The enhanced forest fire semantic segmentation model, built upon DeepLabV3+, integrates defogging optimization to generate defogging maps and forest fire segmentation simultaneously. In Figure 9, the green box highlights the area with flames, which is the target for segmentation. Image a shows the original input images used in the foggy forest fire segmentation task. The experimental results highlighted in red in Image b demonstrate the commendable performance of the model. When compared with the ground truth labels in Figure 9c, we observe that our model can accurately capture small, hidden small flames, such as flame areas 2, 3, 5 and 6. The flame edge segmentation is also very detailed, such as flame areas 1, 4, 7 and 8.

In the visual representation of images, flames have the characteristics of high luminance and high contrast [47]. This is similar to lamps, the sun, etc. Our model should be able to accurately identify flames and distinguish these flame-like objects. In Figure 10, Image a from top to bottom is lanterns, the sun, the chandelier, and the fire hydrant. Although our model has a very small amount of misjudged pixels in Image b, such as area 1, 2 and 3, the similar objects are well distinguished from the flames. Specifically, our model achieves a high precision of 99.7% for flame segmentation, demonstrating superior performance in distinguishing flames from similar objects.

Our experiments used five-fold cross-validation, which is consistent with the data splitting ratio we agreed upon. First, the dataset was randomly divided into five equal-sized folds. Then, for each fold i, the i-th fold was used as the test set, and the other four folds were used as the training set. In this way, five models were obtained, and each model used different training and test sets. Table 4 and Figure 11 present the experimental findings. All models achieved high performance in terms of mPA, mIoU, and mRecall, with an average performance of 94.23%, 89.51%, and 94.04%, respectively. Furthermore, the model’s performance on the two test sets was not much different. This demonstrates the strong generalization performance of our model.

The confusion matrix for the model 1 test set is shown in Figure 12, and the ROC curve drawn by moving the threshold is shown in Figure 13, with the AUC calculated as 0.97 (±0.015) according to the curve. The model performs well with strong classification ability.

Furthermore, Figure 14 shows the loss curves of our model during training for 100 epochs on the training and validation sets. It reflects that in model 1, the performance of the test set and the training set change with iterations. The overall smooth and downward trend, and gradually converge after about 80 epochs. This demonstrates how well our model can gradually improve the segmentation results by learning the properties of the input image.

To prove the superior performance of the Defog DeepLabV3+ model for forest fire segmentation, we compared our model with many cutting-edge deep-learning-based models, such as UNet, PSPNet [42], and DeepLabV3+. We used the FFLAD dataset and configuration to train all models to guarantee it to be persuasive.

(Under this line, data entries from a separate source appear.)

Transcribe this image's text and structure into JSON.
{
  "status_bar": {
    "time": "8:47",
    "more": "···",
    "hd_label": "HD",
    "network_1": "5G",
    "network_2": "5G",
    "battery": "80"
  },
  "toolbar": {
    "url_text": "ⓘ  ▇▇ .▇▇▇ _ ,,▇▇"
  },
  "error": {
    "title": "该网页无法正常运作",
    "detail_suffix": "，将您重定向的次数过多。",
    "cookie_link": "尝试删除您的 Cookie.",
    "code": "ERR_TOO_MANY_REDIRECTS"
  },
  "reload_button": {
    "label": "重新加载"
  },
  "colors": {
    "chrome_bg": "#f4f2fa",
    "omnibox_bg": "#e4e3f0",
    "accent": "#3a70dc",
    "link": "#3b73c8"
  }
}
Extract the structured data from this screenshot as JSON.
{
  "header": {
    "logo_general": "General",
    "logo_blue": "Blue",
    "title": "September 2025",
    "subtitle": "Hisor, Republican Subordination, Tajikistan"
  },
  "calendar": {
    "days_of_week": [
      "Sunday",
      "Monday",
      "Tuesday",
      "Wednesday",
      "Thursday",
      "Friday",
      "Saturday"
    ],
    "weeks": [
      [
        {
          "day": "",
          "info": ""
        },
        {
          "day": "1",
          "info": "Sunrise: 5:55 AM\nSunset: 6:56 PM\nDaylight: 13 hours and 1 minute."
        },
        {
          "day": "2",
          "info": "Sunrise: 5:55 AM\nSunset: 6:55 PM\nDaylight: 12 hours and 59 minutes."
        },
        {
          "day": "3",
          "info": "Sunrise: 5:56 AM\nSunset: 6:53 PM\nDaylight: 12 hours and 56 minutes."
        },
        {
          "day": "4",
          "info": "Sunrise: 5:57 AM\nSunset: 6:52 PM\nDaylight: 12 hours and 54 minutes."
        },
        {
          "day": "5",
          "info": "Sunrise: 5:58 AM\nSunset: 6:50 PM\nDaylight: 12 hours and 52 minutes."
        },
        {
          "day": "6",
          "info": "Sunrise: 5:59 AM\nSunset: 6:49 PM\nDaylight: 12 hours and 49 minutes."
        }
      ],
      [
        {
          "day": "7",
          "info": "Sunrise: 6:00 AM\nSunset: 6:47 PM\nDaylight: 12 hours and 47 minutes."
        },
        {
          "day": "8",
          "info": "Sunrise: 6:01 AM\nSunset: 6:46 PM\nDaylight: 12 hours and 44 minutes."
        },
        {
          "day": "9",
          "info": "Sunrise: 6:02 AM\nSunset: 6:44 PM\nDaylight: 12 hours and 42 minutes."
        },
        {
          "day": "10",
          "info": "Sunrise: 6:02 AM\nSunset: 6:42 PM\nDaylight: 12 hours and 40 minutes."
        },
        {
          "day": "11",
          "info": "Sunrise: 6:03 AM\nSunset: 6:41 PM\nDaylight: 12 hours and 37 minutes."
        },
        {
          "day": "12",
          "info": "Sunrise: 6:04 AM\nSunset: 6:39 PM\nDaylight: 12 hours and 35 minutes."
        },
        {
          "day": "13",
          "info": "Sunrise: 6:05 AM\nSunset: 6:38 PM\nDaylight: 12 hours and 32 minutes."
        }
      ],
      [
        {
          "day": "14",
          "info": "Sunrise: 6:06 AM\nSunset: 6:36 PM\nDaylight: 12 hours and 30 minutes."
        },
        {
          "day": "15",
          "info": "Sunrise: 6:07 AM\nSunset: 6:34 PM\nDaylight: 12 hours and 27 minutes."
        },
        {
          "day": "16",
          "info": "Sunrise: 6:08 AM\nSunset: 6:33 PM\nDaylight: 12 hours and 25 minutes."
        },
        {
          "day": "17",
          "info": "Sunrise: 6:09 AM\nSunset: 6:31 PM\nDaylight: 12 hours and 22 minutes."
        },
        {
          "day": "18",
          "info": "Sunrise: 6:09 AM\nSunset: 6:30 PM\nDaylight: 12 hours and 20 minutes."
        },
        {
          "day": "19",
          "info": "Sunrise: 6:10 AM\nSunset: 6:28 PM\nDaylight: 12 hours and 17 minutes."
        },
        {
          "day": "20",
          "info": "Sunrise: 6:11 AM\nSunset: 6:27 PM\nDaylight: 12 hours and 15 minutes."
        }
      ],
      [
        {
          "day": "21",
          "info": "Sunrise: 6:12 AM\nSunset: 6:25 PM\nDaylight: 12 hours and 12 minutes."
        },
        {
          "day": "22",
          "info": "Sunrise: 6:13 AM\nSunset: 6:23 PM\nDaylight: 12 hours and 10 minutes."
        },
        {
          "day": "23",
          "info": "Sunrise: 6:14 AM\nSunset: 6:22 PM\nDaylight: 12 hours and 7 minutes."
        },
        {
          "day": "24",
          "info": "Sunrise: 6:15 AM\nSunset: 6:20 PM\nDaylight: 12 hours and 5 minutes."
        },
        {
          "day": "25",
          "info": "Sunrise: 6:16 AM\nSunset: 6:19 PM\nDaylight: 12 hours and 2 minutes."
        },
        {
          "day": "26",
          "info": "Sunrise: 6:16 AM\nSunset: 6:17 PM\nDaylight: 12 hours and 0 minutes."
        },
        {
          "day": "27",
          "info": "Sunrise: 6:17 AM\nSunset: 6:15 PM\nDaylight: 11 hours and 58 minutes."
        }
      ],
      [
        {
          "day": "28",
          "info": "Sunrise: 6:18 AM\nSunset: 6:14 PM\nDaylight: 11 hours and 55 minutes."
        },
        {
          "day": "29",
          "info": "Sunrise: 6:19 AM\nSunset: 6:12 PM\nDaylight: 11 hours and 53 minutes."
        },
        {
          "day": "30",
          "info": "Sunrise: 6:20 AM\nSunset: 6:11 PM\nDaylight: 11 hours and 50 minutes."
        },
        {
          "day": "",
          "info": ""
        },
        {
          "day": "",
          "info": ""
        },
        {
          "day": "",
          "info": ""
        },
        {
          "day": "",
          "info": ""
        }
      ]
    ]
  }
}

We chose four representative images and display them in Figure 15. Most models produced relatively accurate segmentations for obvious targets that were distinguishable from the surrounding area and had low haze. However, for forest fires with small targets or high haze, shown with the green boxes in Figure 15a,b, most models had a little under-segmentation, except UNet-agg, DeepLabv3+, and our Defog DeepLabV3+. For small and hidden flames such as flame areas 2, 3, and 5, PSPNet could not correctly identify them. Image h of flame area 5 shows that DeepLabV3+ is not very fine-grained for flame edges. Both PSPNet and DeepLabV3+ have serious false detections (marked in blue boxes). Our model outperformed other segmentation models, especially on images with large haze and complex scenarios.

Table 5 and Figure 16 present the quantitative analysis of the compared models, where evaluation metrics such as mPA, mIoU, and mRecall were used to assess their performance. Our proposed model achieved the second-highest mPA and mIoU scores among the compared models, while also achieving the highest mRecall score in both of the test sets. These results suggest that the proposed model is able to accurately identify objects in the dataset, while also capturing the overall structure and context of the scene. Overall, the proposed model shows promise as an effective approach for semantic segmentation on this particular dataset. The combination of high mPA, mIoU, and mRecall scores indicates that the proposed model can achieve both accurate and comprehensive segmentation results, making it a valuable tool for applications that require precise object detection and segmentation.

To demonstrate the importance of introducing the attention mechanism in the segmentation branch of our model, we conducted a simple but necessary ablation experiment. Table 6 displays the experiment’s outcomes, and they indicate that the introduction of the Dense Attention Refinement Module (DARA) significantly improves the mean intersection over union (mIoU) by about 1.5% in both cases. And Figure 17 fully demonstrates the superiority of Model 3. This suggests that by carefully exploiting the inherent information of the features, our attention strategy may improve model accuracy.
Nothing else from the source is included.